Sarpsborg District Court (Sarpsborg tingrett) was a district court in southern Østfold county, Norway. The court was based in Sarpsborg. The court existed until 2021. It had jurisdiction over Rakkestad Municipality and Sarpsborg Municipality. Cases from this court could be appealed to Borgarting Court of Appeal.

The court was a court of first instance. Its judicial duties were mainly to settle criminal cases and to resolve civil litigation as well as bankruptcy. The administration and registration tasks of the court included death registration, issuing certain certificates, performing duties of a notary public, and officiating civil wedding ceremonies.
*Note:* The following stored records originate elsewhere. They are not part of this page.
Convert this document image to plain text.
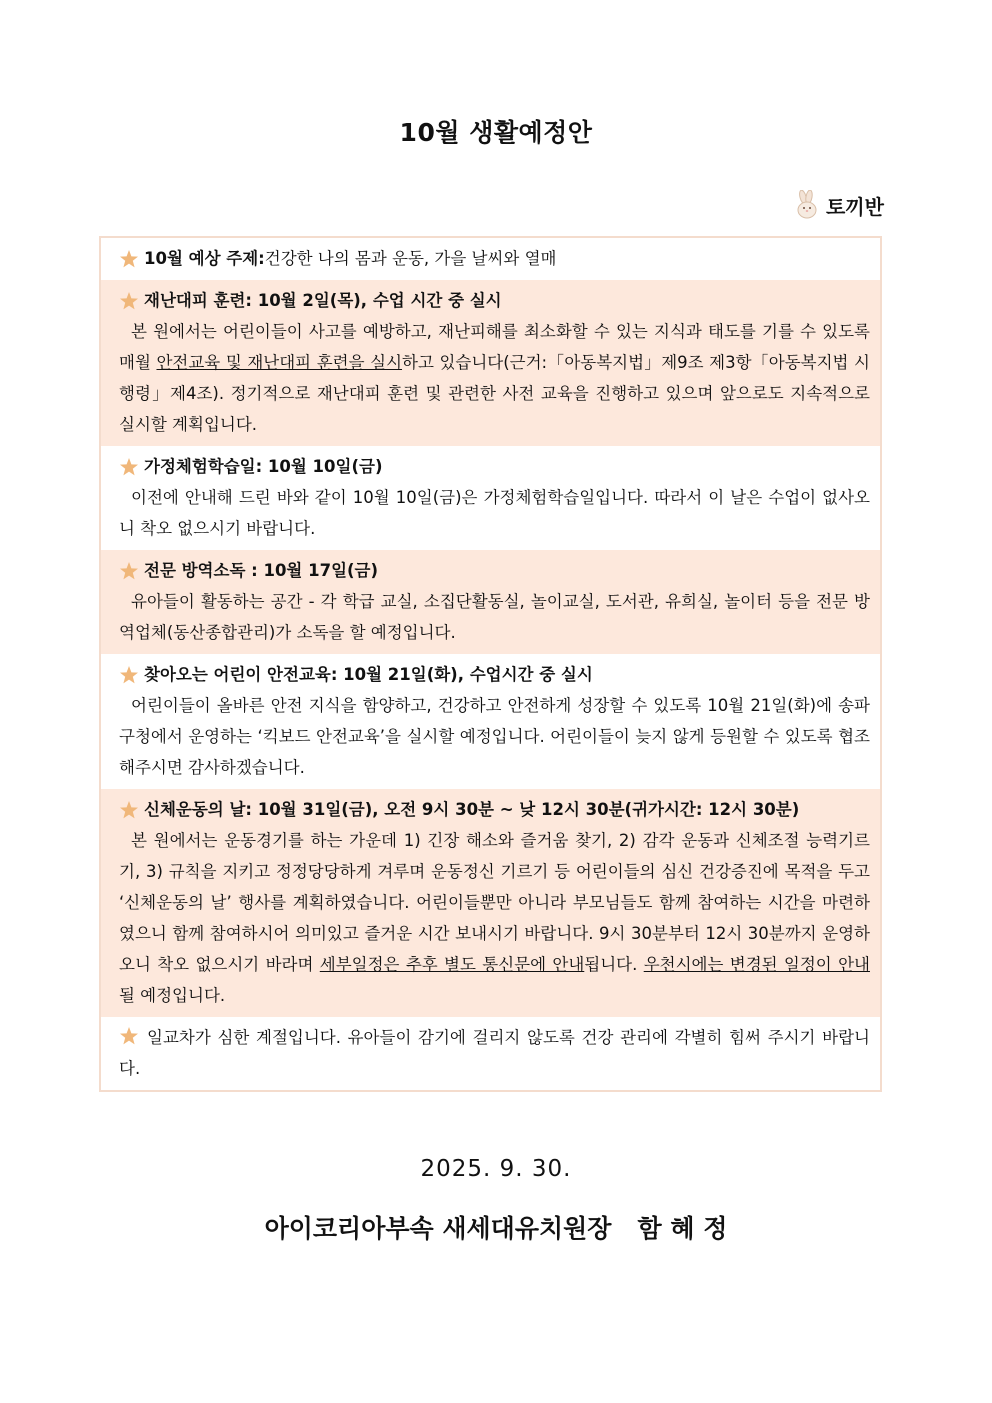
10월 생활예정안
토끼반
10월 예상 주제: 건강한 나의 몸과 운동, 가을 날씨와 열매
재난대피 훈련: 10월 2일(목), 수업 시간 중 실시
본 원에서는 어린이들이 사고를 예방하고, 재난피해를 최소화할 수 있는 지식과 태도를 기를 수 있도록 매월 안전교육 및 재난대피 훈련을 실시하고 있습니다(근거:「아동복지법」제9조 제3항「아동복지법 시행령」제4조). 정기적으로 재난대피 훈련 및 관련한 사전 교육을 진행하고 있으며 앞으로도 지속적으로 실시할 계획입니다.
가정체험학습일: 10월 10일(금)
이전에 안내해 드린 바와 같이 10월 10일(금)은 가정체험학습일입니다. 따라서 이 날은 수업이 없사오니 착오 없으시기 바랍니다.
전문 방역소독 : 10월 17일(금)
유아들이 활동하는 공간 - 각 학급 교실, 소집단활동실, 놀이교실, 도서관, 유희실, 놀이터 등을 전문 방역업체(동산종합관리)가 소독을 할 예정입니다.
찾아오는 어린이 안전교육: 10월 21일(화), 수업시간 중 실시
어린이들이 올바른 안전 지식을 함양하고, 건강하고 안전하게 성장할 수 있도록 10월 21일(화)에 송파구청에서 운영하는 ‘킥보드 안전교육’을 실시할 예정입니다. 어린이들이 늦지 않게 등원할 수 있도록 협조해주시면 감사하겠습니다.
신체운동의 날: 10월 31일(금), 오전 9시 30분 ~ 낮 12시 30분(귀가시간: 12시 30분)
본 원에서는 운동경기를 하는 가운데 1) 긴장 해소와 즐거움 찾기, 2) 감각 운동과 신체조절 능력기르기, 3) 규칙을 지키고 정정당당하게 겨루며 운동정신 기르기 등 어린이들의 심신 건강증진에 목적을 두고 ‘신체운동의 날’ 행사를 계획하였습니다. 어린이들뿐만 아니라 부모님들도 함께 참여하는 시간을 마련하였으니 함께 참여하시어 의미있고 즐거운 시간 보내시기 바랍니다. 9시 30분부터 12시 30분까지 운영하오니 착오 없으시기 바라며 세부일정은 추후 별도 통신문에 안내됩니다. 우천시에는 변경된 일정이 안내될 예정입니다.
일교차가 심한 계절입니다. 유아들이 감기에 걸리지 않도록 건강 관리에 각별히 힘써 주시기 바랍니다.
2025. 9. 30.
아이코리아부속 새세대유치원장   함 혜 정
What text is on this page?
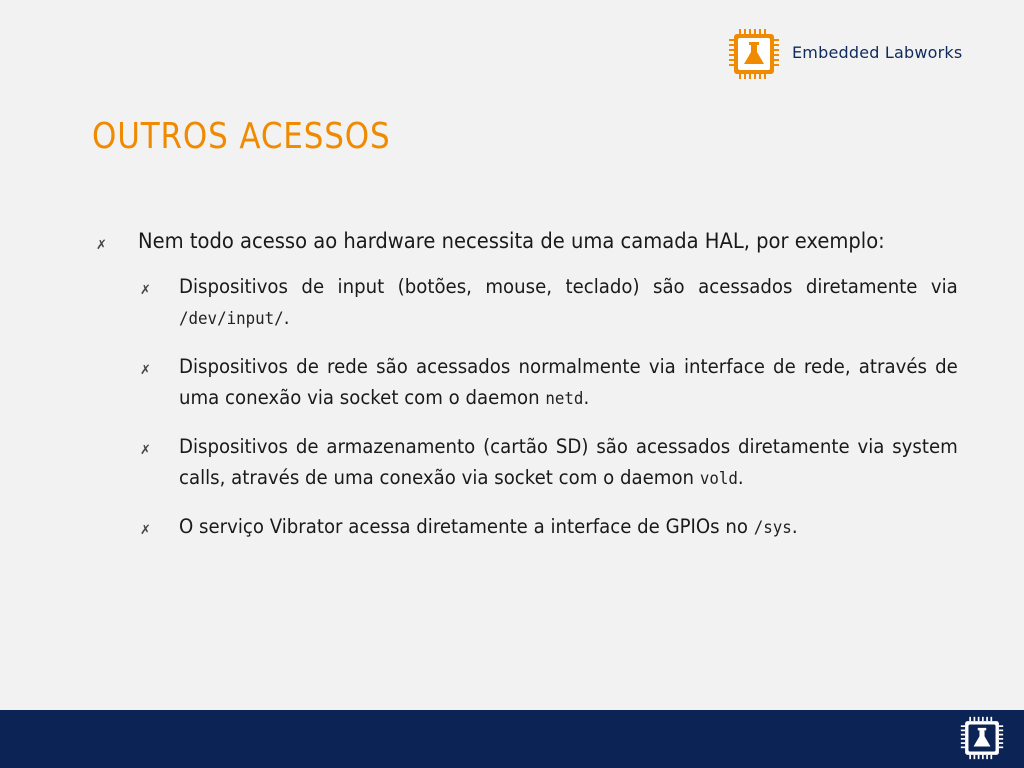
Embedded Labworks
OUTROS ACESSOS
✗ Nem todo acesso ao hardware necessita de uma camada HAL, por exemplo:
✗ Dispositivos de input (botões, mouse, teclado) são acessados diretamente via /dev/input/.
✗ Dispositivos de rede são acessados normalmente via interface de rede, através de uma conexão via socket com o daemon netd.
✗ Dispositivos de armazenamento (cartão SD) são acessados diretamente via system calls, através de uma conexão via socket com o daemon vold.
✗ O serviço Vibrator acessa diretamente a interface de GPIOs no /sys.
Cases from this court were heard by a combination of professional judges and lay judges.

==History==
The court was created on 13 May 1952. It originally had jurisdiction over the town of Sarpsborg and the surrounding Borge Municipality and Torsnes Municipality (they had been removed from the jurisdiction of the Tune District Court). On 9 December 1988, the Tune District Court was dissolved and merged into the Sarpsborg District Court.

On 26 April 2021, Sarpsborg District Court was merged with the Fredrikstad District Court, Halden District Court, and Moss District Court to create the new Søndre Østfold District Court.